She was a handsome young matron of thirty, a perfect specimen of the southern type of brunette, with black eyes and hair, and creamy skin. Married at eighteen to Anselm Brevoort, a millionaire thirty years her senior, she had lived the life of luxury and dissipation inseparable from her social station, and was therefore naturally blasé and a bit enervated. Yet, as she stood there in the soft candle light, uncoiling her luxuriant masses of hair, it was evident that excesses had left no traces on her splendid physique.
Her marriage had been one of convenience purely; she had from the very beginning frankly disavowed any love for the man who made her the mistress of his establishment and the custodian of his honor, and the waning years had not brought any accession of the tender passion. Brevoort was a very unemotional man at the best and was wholly engrossed in his business affairs, living for the better part of his time at the clubs or abroad. She was therefore thrown a great deal on her own resources for amusement, and it must be admitted that she made the most of the many opportunities accorded to every beautiful woman in her sphere. Her natural pride and discriminativeness had served her among temptations that would have been disastrous to a weaker nature.

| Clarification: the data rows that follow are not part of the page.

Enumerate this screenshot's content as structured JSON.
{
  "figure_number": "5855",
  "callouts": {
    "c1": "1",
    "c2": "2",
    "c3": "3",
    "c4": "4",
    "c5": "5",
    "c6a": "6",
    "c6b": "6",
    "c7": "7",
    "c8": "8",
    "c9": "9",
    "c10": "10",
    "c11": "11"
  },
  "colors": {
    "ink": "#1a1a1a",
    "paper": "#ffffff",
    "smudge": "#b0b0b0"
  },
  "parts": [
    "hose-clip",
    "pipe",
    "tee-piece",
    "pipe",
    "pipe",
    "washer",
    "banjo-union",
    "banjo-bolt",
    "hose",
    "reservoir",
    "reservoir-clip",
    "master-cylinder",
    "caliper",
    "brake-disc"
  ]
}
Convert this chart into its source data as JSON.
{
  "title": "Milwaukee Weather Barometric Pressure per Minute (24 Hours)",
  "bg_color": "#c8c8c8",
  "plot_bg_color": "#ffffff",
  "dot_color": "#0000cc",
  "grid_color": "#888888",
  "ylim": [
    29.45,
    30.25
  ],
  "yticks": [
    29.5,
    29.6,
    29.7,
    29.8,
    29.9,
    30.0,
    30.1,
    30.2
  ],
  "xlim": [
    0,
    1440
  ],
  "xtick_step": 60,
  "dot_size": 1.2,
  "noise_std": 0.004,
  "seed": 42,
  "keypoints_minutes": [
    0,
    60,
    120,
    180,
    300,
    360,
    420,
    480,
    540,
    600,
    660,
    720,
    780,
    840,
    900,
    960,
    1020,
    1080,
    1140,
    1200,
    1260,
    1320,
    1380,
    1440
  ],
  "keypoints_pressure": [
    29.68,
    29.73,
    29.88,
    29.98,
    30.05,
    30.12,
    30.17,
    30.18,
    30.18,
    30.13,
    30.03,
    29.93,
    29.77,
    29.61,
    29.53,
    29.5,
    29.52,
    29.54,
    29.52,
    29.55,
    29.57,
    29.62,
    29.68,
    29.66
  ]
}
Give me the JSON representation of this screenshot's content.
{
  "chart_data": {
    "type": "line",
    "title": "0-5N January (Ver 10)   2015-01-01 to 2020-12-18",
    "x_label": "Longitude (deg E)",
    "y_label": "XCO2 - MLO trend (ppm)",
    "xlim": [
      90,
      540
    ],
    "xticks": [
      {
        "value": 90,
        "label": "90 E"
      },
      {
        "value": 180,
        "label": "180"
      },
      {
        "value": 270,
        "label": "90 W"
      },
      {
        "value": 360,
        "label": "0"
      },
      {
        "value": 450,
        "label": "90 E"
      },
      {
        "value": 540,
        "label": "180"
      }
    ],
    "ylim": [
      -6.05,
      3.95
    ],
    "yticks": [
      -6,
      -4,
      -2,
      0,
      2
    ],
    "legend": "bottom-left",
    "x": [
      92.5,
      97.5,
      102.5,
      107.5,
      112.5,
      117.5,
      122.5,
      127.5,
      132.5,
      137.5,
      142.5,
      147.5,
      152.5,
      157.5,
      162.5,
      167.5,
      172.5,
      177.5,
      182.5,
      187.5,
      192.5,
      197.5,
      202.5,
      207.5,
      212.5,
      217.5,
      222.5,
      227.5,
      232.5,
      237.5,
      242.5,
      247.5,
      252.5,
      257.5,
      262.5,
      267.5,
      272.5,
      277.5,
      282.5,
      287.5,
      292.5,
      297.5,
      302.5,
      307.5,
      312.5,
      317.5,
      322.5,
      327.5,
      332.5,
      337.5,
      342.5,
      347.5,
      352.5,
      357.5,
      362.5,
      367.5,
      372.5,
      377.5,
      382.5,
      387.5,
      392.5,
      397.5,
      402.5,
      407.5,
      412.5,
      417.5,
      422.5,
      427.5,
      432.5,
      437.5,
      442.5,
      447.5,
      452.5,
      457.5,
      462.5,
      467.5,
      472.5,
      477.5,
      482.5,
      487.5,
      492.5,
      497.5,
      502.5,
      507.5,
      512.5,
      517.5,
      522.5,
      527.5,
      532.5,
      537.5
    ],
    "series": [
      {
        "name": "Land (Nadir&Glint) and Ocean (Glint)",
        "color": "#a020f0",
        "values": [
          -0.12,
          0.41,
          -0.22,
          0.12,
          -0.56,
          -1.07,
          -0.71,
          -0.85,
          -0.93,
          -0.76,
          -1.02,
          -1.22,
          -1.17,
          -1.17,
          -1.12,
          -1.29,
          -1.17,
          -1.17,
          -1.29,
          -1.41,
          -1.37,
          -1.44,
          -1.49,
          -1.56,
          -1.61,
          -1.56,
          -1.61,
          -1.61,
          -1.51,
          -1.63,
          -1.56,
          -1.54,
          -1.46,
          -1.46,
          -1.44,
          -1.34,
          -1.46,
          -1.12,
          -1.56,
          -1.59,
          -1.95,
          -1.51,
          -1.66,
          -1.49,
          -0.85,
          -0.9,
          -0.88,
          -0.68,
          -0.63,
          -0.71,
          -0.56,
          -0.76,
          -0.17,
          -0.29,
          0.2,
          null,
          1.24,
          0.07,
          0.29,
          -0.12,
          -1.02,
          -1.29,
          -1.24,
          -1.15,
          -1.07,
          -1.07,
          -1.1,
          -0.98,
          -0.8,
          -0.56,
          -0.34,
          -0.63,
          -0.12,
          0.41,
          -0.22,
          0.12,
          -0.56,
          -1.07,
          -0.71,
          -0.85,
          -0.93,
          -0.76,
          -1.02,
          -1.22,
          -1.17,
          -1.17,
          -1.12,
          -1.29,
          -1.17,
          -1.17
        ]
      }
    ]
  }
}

So it was that at the end of her "dolorous dozen" as she whimsically called her years of marital anomaly, she had run the gamut of every danger incident to such a career and had escaped without a scar. And her self-confidence was commensurably great. It was her laughing boast that no man had ever given her a sensation other than those of charity and weariness, and she was irritatingly frank in her expressions to that effect, even to her victims. Her visit to the Carter ranch was merely a caprice, occasioned by Grace's enthusiastic laudations of her pet western plainsmen and her mischievous intimation that beyond the Rockies was a world impregnable to even the prowess of this female Alexander. Grace was not a little alarmed at the prompt acceptance of her inadvertent challenge by the finished coquette, who really had no design whatever on her protégés but only utilized it as an excuse to get away for a time from an environment productive of ennui. She had heartily tired of the silly game and really welcomed the distraction of a new and unique experience.
Nevertheless, she had gaily laid a wager with Grace that she would, in less than the allotted two-months of her stay, bedeck her belt with the scalp of every cowpuncher within a radius of ten miles from the C Bar. And when, as the day of their departure for the West approached, Miss Carter realized that Mrs. Brevoort was in earnest, she wished that she had been less urgent in her conventional invitation: it is ever a dubious venture, this turning of one's pet preserve over to the questionable mercies of a skillful and calloused hunter.
Well, there was no danger now, she was thinking with a sad sinking of heart, as she looked wistfully at a cluster of long-dried heart's-ease in her escritoire. It was over and done with, and that chapter of her life was closed forever. For Abbie had, in a fit of self-reproach, told her of her taunt on that eventful night and she had instantly divined his thoughts and deductions. Her first impulse had been to write him and indignantly deny—what? He had not given voice to any such belief in her duplicity, and how was she to assume that he entertained such a thought without giving color and grounds for his suspicion? And then, again, he had not left any address and it would be impossible to reach him by mail. She knew him well enough to know that he would never again look upon her willingly in his foolish and unjustified resentment, and the probabilities of a consistent explanation were all against her. He had never written her one word during her eastern sojourn; his letters had been all of a purely business nature, curt and brief, always addressed to her brother and only containing the conventionally-required remembrances to herself. And now the over-wide gulf was forever unbridgable. In her desolation and heartache she cried herself to sleep.
CHAPTER XV
GREAT EXPECTATIONS
Constance Brevoort's two months had lengthened into five and it was now October. Her experience had been unique and so diverting that the attractions of the eastern metropolis had paled before the more virile and exciting possibilities of this life primitive, and it had required but slight persuasion on the part of the Carters to induce her to prolong her stay until the time of their own return to New York.
The healthful outdoor life, to which she took with avidity, had worked wonders for her really splendid and responsive constitution, and her normal great beauty had been freshened and intensified to a degree that made her conquest of the unsophisticated cowpunchers a thing of almost unenjoyable ease. With the single exception of Red, who loyally worshiped at the shrine of his first-loved divinity, every man for miles around did open and unblushing homage to the bewitching goddess, who found in their frank adoration a charm and satisfaction unknown to her previous inane piracies on the placid shallows of the social millpond. Out here on the high seas of unshackled independence, where every man was a viking in his own right and cruised with unbridled license through the deeps of his own will, each conquest was a victory to be written large on the tablet of her vanity. In her own land she had found many men who would languidly live for her favors; out here there was not one who would not eagerly die for the privilege of carrying out her most whimsical commands. And with womanly lack of philosophy she very much preferred those who would die to those who would live.